Now, a year later, a more permanent fix will greet students. More than 500 water hydration stations have been installed at every district school, providing what officials say is a safer alternative because the stations come with a built-in filter that purifies the water of any lead or copper. The stations are similar to drinking fountains, in that students can drink from a bubbler. But it also has a spot where they can fill a water bottle. Each of the district’s 50,000 students will receive a water bottle emblazoned with the district’s logo.

The work was all possible because of $3 million in donations from companies, foundations, organizations, and individual donors. No district money was spent to purchase or install the water hydration stations.

“This is an exciting day,” Iris Taylor, president of the Detroit school board, said during a media event Wednesday at Marcus Garvey Academy that some of the donors attended. “You came to our rescue.”

One of the water hydration stations at Marcus Garvey Academy in the Detroit school district. (Lori Higgins/Chalkbeat)

In a move that might assuage anyone who might still have concerns about the water, Taylor was among several district officials who sampled the water Wednesday. 

“Cold and refreshing. Yes,” said Angelique Peterson-Mayberry, vice president of the school board, after taking her drink.

“Exceptionally good,” Taylor said.

Each school received one water hydration station for every 100 students enrolled, with a minimum of two stations per building. The district is still in the process of installing the stations in faculty lounges and gyms. The district will test water from the stations annually, Vitti said. And the filters will be replaced regularly, thanks to a gauge that alerts staff that it’s time to make the change. 

“The drinking water will be cold, it’ll be refreshing, they can fill up a bottle and move it with them throughout the day,” Superintendent Nikolai Vitti said.

But that wasn’t the only message he wanted to convey at Wednesday’s event.

“It’s also a call to parents throughout this city and throughout this state and this nation to demand that water be tested throughout the country,” Vitti said. “This is not just a DPSCD issue. This is a national issue that needs to be addressed and we have to have leadership beyond DPSCD to get this right.”
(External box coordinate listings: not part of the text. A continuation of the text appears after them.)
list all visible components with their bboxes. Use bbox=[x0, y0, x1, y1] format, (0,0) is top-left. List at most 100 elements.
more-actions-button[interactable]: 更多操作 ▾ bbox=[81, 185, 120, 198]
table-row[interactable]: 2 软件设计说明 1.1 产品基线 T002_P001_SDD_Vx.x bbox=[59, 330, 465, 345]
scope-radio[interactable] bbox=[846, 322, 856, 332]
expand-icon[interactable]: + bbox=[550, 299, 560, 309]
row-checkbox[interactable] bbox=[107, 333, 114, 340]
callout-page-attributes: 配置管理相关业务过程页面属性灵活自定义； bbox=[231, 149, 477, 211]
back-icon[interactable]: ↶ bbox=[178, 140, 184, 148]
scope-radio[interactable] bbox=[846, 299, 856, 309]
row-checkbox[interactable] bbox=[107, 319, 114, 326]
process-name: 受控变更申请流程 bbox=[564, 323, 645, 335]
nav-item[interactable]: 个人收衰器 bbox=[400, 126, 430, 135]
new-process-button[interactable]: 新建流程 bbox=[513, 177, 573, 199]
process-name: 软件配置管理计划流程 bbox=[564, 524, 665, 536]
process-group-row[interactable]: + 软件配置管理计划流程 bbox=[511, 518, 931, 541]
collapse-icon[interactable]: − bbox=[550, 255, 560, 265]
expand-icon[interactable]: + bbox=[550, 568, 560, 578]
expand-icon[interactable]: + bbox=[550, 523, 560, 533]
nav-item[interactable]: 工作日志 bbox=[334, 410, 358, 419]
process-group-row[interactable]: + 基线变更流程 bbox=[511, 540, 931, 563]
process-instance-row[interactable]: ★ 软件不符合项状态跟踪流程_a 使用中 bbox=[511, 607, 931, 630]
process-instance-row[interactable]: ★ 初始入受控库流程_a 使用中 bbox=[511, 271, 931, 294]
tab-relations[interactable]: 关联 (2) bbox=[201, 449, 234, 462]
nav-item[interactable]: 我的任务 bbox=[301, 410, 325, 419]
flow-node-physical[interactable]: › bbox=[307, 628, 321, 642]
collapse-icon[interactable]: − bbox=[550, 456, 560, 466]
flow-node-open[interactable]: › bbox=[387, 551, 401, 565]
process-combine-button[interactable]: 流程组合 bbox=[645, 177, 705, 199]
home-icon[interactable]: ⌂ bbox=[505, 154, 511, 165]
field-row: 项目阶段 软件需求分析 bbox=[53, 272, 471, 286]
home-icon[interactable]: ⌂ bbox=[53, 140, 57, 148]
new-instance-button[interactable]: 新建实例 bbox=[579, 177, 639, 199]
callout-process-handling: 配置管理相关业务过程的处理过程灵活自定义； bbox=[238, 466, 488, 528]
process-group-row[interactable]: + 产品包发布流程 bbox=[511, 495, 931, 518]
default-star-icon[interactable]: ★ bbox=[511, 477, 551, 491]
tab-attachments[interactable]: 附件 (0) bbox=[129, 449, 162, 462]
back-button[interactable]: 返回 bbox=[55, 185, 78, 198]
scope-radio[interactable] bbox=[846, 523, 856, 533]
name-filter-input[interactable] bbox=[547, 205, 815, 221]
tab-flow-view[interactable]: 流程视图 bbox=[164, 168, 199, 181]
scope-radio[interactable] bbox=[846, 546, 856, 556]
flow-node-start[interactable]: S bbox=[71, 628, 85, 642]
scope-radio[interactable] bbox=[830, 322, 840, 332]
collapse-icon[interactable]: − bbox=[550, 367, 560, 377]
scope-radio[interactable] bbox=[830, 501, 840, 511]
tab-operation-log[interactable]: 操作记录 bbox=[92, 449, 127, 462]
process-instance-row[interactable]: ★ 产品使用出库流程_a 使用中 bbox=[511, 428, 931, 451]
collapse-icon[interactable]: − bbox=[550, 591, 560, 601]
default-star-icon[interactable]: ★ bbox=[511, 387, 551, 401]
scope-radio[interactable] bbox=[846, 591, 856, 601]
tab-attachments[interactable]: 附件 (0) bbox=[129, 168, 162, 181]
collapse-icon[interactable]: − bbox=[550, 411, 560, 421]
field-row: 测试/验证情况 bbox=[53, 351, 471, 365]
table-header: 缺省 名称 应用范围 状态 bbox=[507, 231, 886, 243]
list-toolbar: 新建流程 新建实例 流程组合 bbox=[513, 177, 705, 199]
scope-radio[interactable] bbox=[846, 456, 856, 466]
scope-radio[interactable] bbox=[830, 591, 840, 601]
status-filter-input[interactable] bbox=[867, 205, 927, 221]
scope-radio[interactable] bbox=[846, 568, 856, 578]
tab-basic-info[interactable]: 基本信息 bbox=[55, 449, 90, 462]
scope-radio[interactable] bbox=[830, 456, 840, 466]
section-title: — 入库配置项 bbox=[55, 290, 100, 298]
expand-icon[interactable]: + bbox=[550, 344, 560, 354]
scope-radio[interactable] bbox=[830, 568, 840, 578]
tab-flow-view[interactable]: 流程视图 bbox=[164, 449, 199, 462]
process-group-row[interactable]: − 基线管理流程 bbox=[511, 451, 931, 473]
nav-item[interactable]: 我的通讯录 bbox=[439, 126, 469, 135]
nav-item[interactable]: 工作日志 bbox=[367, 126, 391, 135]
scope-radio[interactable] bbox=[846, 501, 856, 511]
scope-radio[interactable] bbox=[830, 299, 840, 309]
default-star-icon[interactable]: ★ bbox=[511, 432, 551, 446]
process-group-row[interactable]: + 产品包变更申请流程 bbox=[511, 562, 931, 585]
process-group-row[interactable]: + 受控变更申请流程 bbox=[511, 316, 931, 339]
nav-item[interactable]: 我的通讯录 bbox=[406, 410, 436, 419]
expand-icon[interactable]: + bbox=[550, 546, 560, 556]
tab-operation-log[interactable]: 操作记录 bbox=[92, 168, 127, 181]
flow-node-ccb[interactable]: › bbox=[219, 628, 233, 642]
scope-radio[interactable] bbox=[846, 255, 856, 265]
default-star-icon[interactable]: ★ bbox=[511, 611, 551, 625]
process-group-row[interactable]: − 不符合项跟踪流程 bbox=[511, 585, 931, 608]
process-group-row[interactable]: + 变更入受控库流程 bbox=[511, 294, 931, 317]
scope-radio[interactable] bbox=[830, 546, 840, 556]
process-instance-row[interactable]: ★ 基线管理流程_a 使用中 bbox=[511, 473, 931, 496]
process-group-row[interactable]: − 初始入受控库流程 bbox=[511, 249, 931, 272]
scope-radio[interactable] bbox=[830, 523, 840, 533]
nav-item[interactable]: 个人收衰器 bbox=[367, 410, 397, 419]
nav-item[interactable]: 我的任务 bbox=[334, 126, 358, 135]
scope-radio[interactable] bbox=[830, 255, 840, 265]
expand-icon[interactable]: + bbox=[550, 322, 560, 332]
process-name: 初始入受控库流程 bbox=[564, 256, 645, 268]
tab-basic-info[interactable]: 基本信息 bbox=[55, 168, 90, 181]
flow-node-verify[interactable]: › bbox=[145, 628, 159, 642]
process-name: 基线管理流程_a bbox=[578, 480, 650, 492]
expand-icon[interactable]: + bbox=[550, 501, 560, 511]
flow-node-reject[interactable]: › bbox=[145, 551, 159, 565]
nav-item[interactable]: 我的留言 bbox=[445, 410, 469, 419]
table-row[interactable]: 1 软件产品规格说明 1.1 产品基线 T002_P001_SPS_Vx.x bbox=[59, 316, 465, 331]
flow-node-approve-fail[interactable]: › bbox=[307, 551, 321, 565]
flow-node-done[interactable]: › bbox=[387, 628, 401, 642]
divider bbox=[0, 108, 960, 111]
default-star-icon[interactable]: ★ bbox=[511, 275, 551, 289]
Many Michigan school districts did test the water in their schools after the Flint water crisis grabbed a national spotlight, though it’s unclear whether they have continued to test. Also, few have done what the Detroit district did: test every drinking water source in buildings. 

The quality of school drinking water has gotten renewed attention across the country recently. Just this summer, officials in Newark, New Jersey, insisted that city schools’ drinking water is safe amid revelations that city-provided filters had inadequately purified water in some of the city’s neighborhoods, while New York City announced that hundreds of early childhood classrooms had peeling lead paint, another way that lead can find its way into students’ bodies. The Environmental Protection Agency says that even low levels of lead can have adverse affects. Lead exposure can interfere with brain development, cause aggressiveness or inattentiveness, and impede academic achievement. In Flint, officials say they are overwhelmed by the number of lead-exposed students who now require special education services.

Gov. Gretchen Whitmer has recommended providing funding for Michigan school districts to purchase water hydration stations. Some suburban districts — and at least one Detroit charter school — had already installed them prior to the water crisis in the Detroit district.

In October, when the district first announced the philanthropic effort to fund the stations, Vitti said he hoped it would be a model as the district seeks funding or support from the business community for other initiatives. He and Peterson-Mayberry reiterated that point Wednesday.

“We want the giving to be infectious because there are a lot of needs in the district and we would love to be able to put the call out and have the call answered,” Peterson-Mayberry said.